Pragmatist linguistics, like functionalist linguistics/cognitive
linguistics, is able to take advantage of speaker knowledge across
several domains of knowledge to generate sentence structures as
largely formed by what we are talking about. In this sense, UG for
language is rendered unnecessary, indeed, incompatible with the
research program of these other perspectives.

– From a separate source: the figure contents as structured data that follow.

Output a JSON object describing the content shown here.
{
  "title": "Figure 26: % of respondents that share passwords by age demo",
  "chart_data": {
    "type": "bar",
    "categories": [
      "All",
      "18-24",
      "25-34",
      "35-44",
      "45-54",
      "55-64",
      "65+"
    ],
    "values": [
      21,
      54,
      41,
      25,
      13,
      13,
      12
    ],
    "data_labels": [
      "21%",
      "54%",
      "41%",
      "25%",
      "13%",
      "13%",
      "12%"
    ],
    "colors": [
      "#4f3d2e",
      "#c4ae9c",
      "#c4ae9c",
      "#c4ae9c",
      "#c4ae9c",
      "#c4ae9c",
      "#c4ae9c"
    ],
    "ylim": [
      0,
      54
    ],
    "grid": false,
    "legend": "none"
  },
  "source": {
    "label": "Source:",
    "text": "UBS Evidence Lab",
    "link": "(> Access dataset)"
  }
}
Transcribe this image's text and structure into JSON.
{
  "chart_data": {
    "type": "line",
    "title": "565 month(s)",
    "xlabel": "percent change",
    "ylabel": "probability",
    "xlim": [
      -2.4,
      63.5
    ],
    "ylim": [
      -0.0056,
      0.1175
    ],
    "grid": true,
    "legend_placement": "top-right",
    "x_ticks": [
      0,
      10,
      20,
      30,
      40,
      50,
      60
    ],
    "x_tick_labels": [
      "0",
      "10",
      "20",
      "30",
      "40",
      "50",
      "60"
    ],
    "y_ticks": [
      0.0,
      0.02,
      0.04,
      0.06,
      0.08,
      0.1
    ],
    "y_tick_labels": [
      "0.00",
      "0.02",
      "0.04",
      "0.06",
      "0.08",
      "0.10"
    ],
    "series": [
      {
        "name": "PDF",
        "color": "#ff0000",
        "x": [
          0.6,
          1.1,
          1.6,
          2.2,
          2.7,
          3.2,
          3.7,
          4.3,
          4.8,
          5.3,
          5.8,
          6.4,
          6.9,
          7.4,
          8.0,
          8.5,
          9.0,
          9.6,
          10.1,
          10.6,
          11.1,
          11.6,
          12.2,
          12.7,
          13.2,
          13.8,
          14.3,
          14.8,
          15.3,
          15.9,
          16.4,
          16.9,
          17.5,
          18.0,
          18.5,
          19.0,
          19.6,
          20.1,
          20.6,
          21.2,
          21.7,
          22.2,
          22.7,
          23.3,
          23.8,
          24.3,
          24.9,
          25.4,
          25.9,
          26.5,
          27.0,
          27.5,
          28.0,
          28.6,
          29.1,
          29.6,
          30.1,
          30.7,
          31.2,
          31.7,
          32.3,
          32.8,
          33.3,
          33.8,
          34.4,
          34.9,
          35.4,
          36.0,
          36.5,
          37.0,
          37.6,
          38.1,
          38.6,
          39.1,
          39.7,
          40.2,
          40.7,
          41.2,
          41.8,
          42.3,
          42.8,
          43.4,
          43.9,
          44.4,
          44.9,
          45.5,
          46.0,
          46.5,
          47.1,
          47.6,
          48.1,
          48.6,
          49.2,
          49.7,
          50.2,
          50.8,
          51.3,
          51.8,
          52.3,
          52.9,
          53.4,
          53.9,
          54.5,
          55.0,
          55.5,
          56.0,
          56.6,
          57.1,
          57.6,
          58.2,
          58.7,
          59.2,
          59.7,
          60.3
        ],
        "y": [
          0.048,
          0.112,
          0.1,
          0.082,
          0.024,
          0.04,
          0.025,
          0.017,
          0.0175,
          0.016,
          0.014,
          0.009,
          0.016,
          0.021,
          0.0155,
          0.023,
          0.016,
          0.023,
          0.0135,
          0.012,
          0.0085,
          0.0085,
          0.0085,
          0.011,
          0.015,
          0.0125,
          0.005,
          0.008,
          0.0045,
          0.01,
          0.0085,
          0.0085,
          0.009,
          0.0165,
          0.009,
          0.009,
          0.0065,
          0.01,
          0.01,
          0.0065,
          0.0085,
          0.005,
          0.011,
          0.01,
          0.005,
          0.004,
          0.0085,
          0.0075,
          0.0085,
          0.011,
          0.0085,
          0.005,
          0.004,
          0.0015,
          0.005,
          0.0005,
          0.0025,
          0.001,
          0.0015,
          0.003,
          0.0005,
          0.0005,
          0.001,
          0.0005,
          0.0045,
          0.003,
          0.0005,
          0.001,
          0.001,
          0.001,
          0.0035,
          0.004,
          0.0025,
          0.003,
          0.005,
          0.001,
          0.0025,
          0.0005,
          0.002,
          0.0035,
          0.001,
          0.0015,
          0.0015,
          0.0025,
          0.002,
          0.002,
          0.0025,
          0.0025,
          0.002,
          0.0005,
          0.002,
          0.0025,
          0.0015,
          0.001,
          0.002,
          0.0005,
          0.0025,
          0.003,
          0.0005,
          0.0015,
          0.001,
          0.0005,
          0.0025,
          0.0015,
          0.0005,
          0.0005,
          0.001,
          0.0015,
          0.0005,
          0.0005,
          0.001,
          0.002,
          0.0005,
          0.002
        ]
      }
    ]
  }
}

A further illustration might be to consider the possibility of a UT,
Universal Technology. Most societies, perhaps all, have bows and
arrows. Are bows and arrows innately specified? Of course not. We can
see how, given general cognitive properties of humans, bows and arrows
provide a natural solution to an ever-present problem: eating protein
that can move faster than us featherless bipeds. Once we recognize the
utility, the form follows.

I used to argue with Tom Givon all the time when he said the same
thing. So, it turns out that I was wrong and he was right (though I
don't want to be seen as putting words in his mouth. He has enough
there of his own). This distribution of correctness will not surprise
Tom.

By the way, let me make it very, very clear that I am not advocating a
function-only approach to syntax, not at all. I do not consider myself
a functionalist. I am proposing no 'either/or' dichotomy between
information structure and serious, formal syntax. We need
both. Although doing both function and form together will obviate the
need for UG, they are not mutually exclusive but complementary. This
is why I have become a fan of Role and Reference Grammar - it works
hard at handling both of these vital aspects of human languages.